TORONTO — Artificial intelligence will be able to beat humans at cyber offence by the end of the decade, predicted the keynote speaker at a series of lectures hosted by computer science luminary Geoffrey Hinton this week.
Jacob Steinhardt, an assistant professor of electrical engineering and computer sciences and statistics at UC Berkeley in California, made that projection Tuesday, saying it was based around his belief that AI systems will eventually become “superhuman” when tasked with coding and finding exploits.
Exploits are weak points in software and hardware that people can abuse. Cyber criminals often covet these exploits because they can be used to gain unauthorized access to systems.
Once a criminal has access through an exploit, they can run a ransomware attack where they encrypt sensitive data or block administrators from getting into software, in hopes of extracting cash from victims.
To find exploits, Steinhardt said humans would have to read all the code underpinning a system, so that they can find an exploit and carry out an attack.
“This is really boring,” Steinhardt said. “Most people just don’t have the patience to do it, but AI systems don’t get bored.”
Not only will AI undertake the drudgery associated with finding an exploit, but it will also be meticulous with the task, Steinhardt said.

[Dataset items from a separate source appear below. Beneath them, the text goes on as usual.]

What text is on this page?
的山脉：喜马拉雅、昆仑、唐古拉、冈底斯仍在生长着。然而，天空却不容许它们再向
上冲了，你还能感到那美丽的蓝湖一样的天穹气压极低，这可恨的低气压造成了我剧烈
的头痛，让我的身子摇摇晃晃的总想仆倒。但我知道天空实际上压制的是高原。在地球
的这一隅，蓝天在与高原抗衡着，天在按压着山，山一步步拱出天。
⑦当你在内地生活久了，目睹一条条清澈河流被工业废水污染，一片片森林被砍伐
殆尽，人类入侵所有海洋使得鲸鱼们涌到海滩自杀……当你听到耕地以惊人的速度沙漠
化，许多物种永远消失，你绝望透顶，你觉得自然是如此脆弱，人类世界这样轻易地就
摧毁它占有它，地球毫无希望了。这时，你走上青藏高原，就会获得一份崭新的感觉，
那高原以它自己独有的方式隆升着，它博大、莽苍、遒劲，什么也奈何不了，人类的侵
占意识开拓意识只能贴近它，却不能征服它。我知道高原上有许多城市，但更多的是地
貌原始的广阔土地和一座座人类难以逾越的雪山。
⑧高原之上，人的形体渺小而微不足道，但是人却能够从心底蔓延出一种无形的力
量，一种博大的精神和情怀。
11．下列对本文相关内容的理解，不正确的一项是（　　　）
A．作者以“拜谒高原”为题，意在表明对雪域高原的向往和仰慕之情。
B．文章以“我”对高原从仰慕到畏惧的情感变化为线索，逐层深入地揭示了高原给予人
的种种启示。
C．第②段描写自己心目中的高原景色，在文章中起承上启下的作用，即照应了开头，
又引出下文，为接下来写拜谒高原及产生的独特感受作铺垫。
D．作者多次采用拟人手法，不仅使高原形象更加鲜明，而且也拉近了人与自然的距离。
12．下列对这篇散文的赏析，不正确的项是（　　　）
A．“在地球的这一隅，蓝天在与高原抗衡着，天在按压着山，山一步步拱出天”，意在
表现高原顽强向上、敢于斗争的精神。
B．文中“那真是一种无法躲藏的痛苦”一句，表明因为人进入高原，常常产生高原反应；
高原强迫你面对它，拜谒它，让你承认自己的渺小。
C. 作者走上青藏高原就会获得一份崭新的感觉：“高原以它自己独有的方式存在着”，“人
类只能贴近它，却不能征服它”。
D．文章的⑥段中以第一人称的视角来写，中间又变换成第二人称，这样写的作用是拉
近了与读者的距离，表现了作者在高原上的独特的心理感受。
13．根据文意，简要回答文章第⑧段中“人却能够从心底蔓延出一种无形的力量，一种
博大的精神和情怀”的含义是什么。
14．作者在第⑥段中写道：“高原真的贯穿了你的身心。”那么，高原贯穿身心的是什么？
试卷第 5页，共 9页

Steinhardt’s remarks come as cybercrime has been increasing
A 2023 study from EY Canada of 60 Canadian organizations found that four out of five had seen at least 25 cybersecurity incidents in the past year and experts say some companies face thousands of attempts every day.
Many have hailed AI as a potential solution because it can be used to quickly identify attackers and gather information on them, but Steinhardt said it is just as likely to be used by people with nefarious intentions.
Already, he said the world has seen instances where bad actors have harnessed the technology to create deep fakes — digitally manipulated images, videos or audio clips depicting people saying or doing things they have not said or done.
In some instances, deep fakes have been used by bad actors to make calls to people suggesting it’s their loved one reaching out and they are in need of money quicky.
Businesses have been victims, too.
Earlier this year, media reported that a worker at Arup, the British engineering company behind prominent buildings including the Sydney Opera House, had been duped into handing over US $25 million to fraudsters making use of deep fake technology to pose as the company’s chief financial officer.